Top 10 Form ADV Mistakes
Avoid These Common Errors
- Inaccurate AUM: Miscalculating regulatory AUM or including non-discretionary assets
- Stale Information: Form ADV doesn't reflect current business operations
- Incomplete Disciplinary Disclosure: Failing to disclose reportable events in Item 11
- Vague Fee Disclosure: Part 2A doesn't clearly explain how fees are calculated
- Missing Conflicts: Not disclosing material conflicts of interest
- Inadequate Strategy Description: Item 8 doesn't sufficiently explain investment methods
- Inconsistent Information: Discrepancies between Part 1A and Part 2A
- Part 2B Gaps: Missing brochure supplements for required supervised persons
- Non-Plain English: Part 2A uses excessive jargon or legal terminology
- Missing Material Changes: Part 2A Item 2 doesn't summarize significant updates
Red Flags That Trigger Regulatory Scrutiny
Certain Form ADV disclosures may attract additional regulatory attention:
| Red Flag | Why It Matters | Regulatory Response |
|---|---|---|
| Custody without qualified custodian | Client asset protection concern | Surprise exam requirement, heightened scrutiny |
| Performance-based fees to non-qualified clients | Prohibited compensation structure | Potential registration denial or enforcement |
| Principal trading with clients | High conflict of interest | Review of disclosure and consent procedures |
| Affiliated broker-dealer | Conflict in execution arrangements | Best execution and disclosure review |
| Payment for order flow | Potential best execution conflict | Detailed disclosure requirements |
| Cryptocurrency trading | Emerging regulatory area | Enhanced examination likelihood |
| High client complaint rate | Indicator of operational issues | Cause examination possible |
⚠ Automatic Denial Issues
Certain issues will result in automatic denial of SEC registration: (1) Failing to meet minimum AUM requirements; (2) Being subject to a statutory disqualification; (3) Having undisclosed material inaccuracies in the application; (4) Not being organized or having a principal office in the U.S.
SEC Deficiency Letter Response
If you receive a deficiency letter during initial registration or an annual update:
- Respond Promptly: You typically have 30 days to address deficiencies
- Address Each Point: Respond to every item raised in the deficiency letter
- Amend the Form: File an amendment through IARD correcting the issues
- Provide Explanation: If the SEC misunderstood your disclosure, clarify in your response
- Seek Counsel if Needed: Complex deficiencies may require legal assistance
✓ Quality Control Before Filing
Best practice: Have someone other than the preparer review Form ADV before filing.

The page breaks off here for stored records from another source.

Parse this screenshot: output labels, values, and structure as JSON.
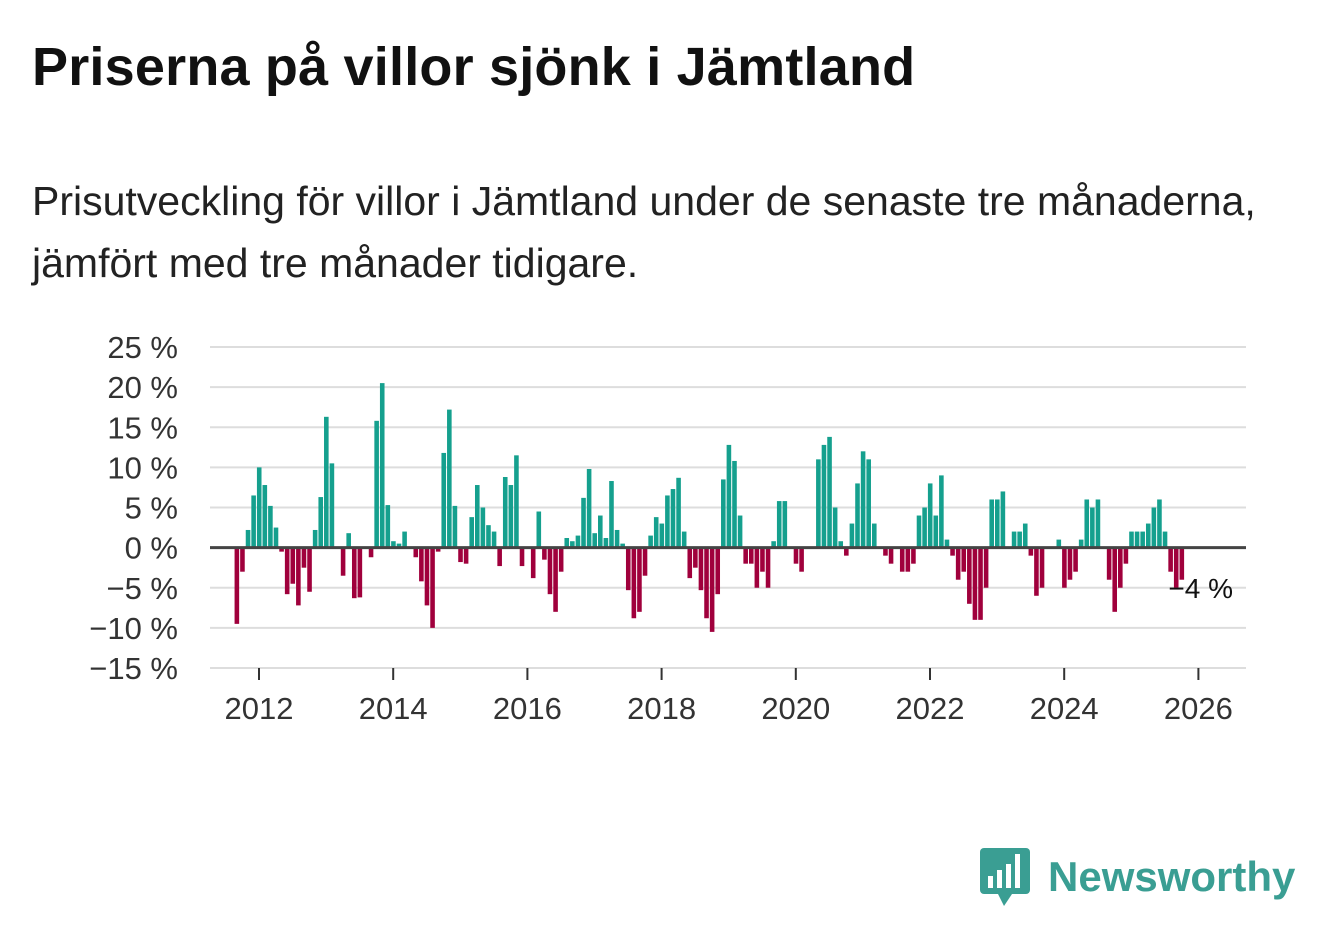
{
  "title": "Priserna på villor sjönk i Jämtland",
  "subtitle": "Prisutveckling för villor i Jämtland under de senaste tre månaderna, jämfört med tre månader tidigare.",
  "brand": {
    "name": "Newsworthy",
    "color": "#3a9e93"
  },
  "colors": {
    "positive": "#15a08e",
    "negative": "#a0003c",
    "zero_line": "#444444",
    "grid": "#dddddd"
  },
  "chart_data": {
    "type": "bar",
    "title": "Priserna på villor sjönk i Jämtland",
    "xlabel": "",
    "ylabel": "",
    "ylim": [
      -15,
      25
    ],
    "yticks": [
      25,
      20,
      15,
      10,
      5,
      0,
      -5,
      -10,
      -15
    ],
    "ytick_labels": [
      "25 %",
      "20 %",
      "15 %",
      "10 %",
      "5 %",
      "0 %",
      "−5 %",
      "−10 %",
      "−15 %"
    ],
    "xticks": [
      "2012",
      "2014",
      "2016",
      "2018",
      "2020",
      "2022",
      "2024",
      "2026"
    ],
    "x_start_year": 2011.67,
    "x_step_years": 0.08333,
    "end_label": "−4 %",
    "values": [
      -9.5,
      -3,
      2.2,
      6.5,
      10,
      7.8,
      5.2,
      2.5,
      -0.5,
      -5.8,
      -4.5,
      -7.2,
      -2.5,
      -5.5,
      2.2,
      6.3,
      16.3,
      10.5,
      0,
      -3.5,
      1.8,
      -6.3,
      -6.2,
      0,
      -1.2,
      15.8,
      20.5,
      5.3,
      0.8,
      0.5,
      2,
      0,
      -1.2,
      -4.2,
      -7.2,
      -10,
      -0.5,
      11.8,
      17.2,
      5.2,
      -1.8,
      -2,
      3.8,
      7.8,
      5,
      2.8,
      2,
      -2.3,
      8.8,
      7.8,
      11.5,
      -2.3,
      0,
      -3.8,
      4.5,
      -1.5,
      -5.8,
      -8,
      -3,
      1.2,
      0.8,
      1.5,
      6.2,
      9.8,
      1.8,
      4,
      1.2,
      8.3,
      2.2,
      0.5,
      -5.3,
      -8.8,
      -8,
      -3.5,
      1.5,
      3.8,
      3,
      6.5,
      7.3,
      8.7,
      2,
      -3.8,
      -2.5,
      -5.3,
      -8.8,
      -10.5,
      -5.8,
      8.5,
      12.8,
      10.8,
      4,
      -2,
      -2,
      -5,
      -3,
      -5,
      0.8,
      5.8,
      5.8,
      0,
      -2,
      -3,
      0,
      0,
      11,
      12.8,
      13.8,
      5,
      0.8,
      -1,
      3,
      8,
      12,
      11,
      3,
      0,
      -1,
      -2,
      0,
      -3,
      -3,
      -2,
      4,
      5,
      8,
      4,
      9,
      1,
      -1,
      -4,
      -3,
      -7,
      -9,
      -9,
      -5,
      6,
      6,
      7,
      0,
      2,
      2,
      3,
      -1,
      -6,
      -5,
      0,
      0,
      1,
      -5,
      -4,
      -3,
      1,
      6,
      5,
      6,
      0,
      -4,
      -8,
      -5,
      -2,
      2,
      2,
      2,
      3,
      5,
      6,
      2,
      -3,
      -5,
      -4
    ]
  }
}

Fresh eyes catch errors. Many firms use compliance consultants or securities counsel to review Form ADV annually.
Next Steps After Registration
Once your Form ADV is approved and you receive your SEC file number or state registration:
- Deliver Part 2A to Clients: Provide brochure before or at the time of engagement
- Implement Compliance Program: Establish policies and procedures required by Rule 206(4)-7
- Maintain Books and Records: Comply with recordkeeping requirements under Rule 204-2
- File Form U4s: Register supervised persons through IARD
- Set Up IARD Renewals: Mark calendar for annual renewal deadlines
- Prepare for Examination: Organize files for potential SEC or state examination
- Monitor for Changes: Establish process to identify when other-than-annual amendments are needed
💡 Ongoing Compliance Obligations
Form ADV registration is just the beginning. Investment advisers must maintain ongoing compliance with numerous SEC and state requirements including annual compliance reviews, books and records rules, marketing rule compliance, custody rule compliance (if applicable), and more.